La guardia costiera libica nell'agosto del 2017 ha reclamato la sua sovranità sulle acque internazionali e ha chiesto l’attribuzione della propria zona Sar alle autorità marittime internazionali. Questa autorizzazione non gli è stata mai concessa. Tuttavia in un comunicato il 16 marzo 2018 la guardia costiera italiana per la prima volta afferma che i soccorsi avvenuti il 15 marzo erano sotto il coordinamento di Tripoli e implicitamente critica la condotta dell’organizzazione umanitaria che ha rifiutato di riconsegnare alla Libia i migranti appena salvati.

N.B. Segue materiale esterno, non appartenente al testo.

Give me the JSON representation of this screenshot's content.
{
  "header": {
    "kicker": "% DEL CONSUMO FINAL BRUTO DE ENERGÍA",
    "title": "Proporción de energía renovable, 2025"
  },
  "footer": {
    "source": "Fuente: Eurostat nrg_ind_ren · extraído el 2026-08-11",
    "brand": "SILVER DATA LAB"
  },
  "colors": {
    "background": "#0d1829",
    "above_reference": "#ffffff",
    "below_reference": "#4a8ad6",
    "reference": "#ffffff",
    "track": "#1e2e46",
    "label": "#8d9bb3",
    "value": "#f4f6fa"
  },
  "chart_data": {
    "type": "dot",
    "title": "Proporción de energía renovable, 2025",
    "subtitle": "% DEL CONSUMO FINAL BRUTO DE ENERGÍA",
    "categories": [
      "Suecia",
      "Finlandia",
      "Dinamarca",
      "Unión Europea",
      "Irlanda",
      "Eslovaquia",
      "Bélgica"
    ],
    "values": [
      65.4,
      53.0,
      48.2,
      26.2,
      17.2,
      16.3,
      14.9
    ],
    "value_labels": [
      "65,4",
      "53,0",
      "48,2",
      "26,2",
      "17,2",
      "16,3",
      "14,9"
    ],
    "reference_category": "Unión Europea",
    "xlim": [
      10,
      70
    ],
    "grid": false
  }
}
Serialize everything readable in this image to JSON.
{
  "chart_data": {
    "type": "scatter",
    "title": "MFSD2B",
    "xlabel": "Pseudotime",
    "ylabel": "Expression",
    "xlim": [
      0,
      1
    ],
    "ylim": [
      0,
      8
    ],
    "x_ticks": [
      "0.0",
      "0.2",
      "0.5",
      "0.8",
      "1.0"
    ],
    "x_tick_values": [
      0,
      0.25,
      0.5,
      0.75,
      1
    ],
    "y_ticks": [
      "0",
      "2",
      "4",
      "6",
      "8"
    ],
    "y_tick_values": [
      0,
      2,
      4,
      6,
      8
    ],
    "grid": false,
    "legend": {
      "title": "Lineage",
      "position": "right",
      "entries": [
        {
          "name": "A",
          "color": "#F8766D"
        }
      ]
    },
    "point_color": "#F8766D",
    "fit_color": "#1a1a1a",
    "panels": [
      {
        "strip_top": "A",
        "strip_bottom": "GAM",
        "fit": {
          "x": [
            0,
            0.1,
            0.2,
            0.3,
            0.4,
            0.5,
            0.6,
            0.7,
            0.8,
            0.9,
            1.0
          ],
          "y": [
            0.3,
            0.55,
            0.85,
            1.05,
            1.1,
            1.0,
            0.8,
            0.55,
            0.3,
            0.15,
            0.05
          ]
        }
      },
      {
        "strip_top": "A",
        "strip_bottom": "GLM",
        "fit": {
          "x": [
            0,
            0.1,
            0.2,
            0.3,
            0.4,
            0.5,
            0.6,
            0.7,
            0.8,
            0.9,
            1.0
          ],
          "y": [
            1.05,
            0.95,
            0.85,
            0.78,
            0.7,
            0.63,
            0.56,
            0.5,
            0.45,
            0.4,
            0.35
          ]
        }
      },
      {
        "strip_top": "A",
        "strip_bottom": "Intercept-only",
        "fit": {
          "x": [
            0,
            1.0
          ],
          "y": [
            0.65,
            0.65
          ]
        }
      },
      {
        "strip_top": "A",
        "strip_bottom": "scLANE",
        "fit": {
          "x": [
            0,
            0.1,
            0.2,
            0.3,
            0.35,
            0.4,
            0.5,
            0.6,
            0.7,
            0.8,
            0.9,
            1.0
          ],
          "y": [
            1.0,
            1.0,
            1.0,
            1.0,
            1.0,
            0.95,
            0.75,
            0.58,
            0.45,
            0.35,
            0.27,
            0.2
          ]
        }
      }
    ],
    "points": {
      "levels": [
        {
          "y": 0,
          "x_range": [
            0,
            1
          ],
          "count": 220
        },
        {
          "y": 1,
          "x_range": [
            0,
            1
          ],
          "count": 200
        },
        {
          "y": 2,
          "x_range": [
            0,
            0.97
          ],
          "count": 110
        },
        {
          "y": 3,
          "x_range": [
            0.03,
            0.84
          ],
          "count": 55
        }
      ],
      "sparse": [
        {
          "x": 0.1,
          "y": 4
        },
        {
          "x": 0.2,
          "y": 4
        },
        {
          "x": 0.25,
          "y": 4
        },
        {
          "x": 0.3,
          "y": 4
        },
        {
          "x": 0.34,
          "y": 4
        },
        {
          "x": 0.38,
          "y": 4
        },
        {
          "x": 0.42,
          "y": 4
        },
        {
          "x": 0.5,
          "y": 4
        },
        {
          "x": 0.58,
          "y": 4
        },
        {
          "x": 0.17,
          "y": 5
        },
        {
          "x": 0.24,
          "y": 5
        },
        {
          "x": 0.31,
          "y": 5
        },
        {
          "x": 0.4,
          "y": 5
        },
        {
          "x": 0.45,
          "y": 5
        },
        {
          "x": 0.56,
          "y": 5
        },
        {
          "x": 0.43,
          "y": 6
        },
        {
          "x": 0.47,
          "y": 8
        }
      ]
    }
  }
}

Per l’Associazione studi giuridici sull'immigrazione (Asgi) le autorità marittime internazionali non hanno ancora concesso ai libici la giurisdizione su quel tratto di mare. “Anche in ragione della mancanza di adeguati requisiti per essere riconosciuta dall'International maritime organisation (Imo) si deve ritenere che un’area Sar libica non esista”, scrive l’Asgi in un comunicato. “Non sussistendo la responsabilità di alcuno stato sull'area del mar libico a sud di quella maltese e confinante con le acque territoriali della Libia, la prima centrale contattata ha la responsabilità giuridica di attivarsi per salvare le barche dei migranti e dei rifugiati in pericolo e per condurli in un porto sicuro
(Internazionale)

Adesso che in Italia hanno vinto destre e populisti le procure fasciste si mettono in mostra. Anziché arrestare i veri trafficanti di uomini accusano di traffico di esseri umani coloro che invece i migranti li salvano in mare. Che vergogna.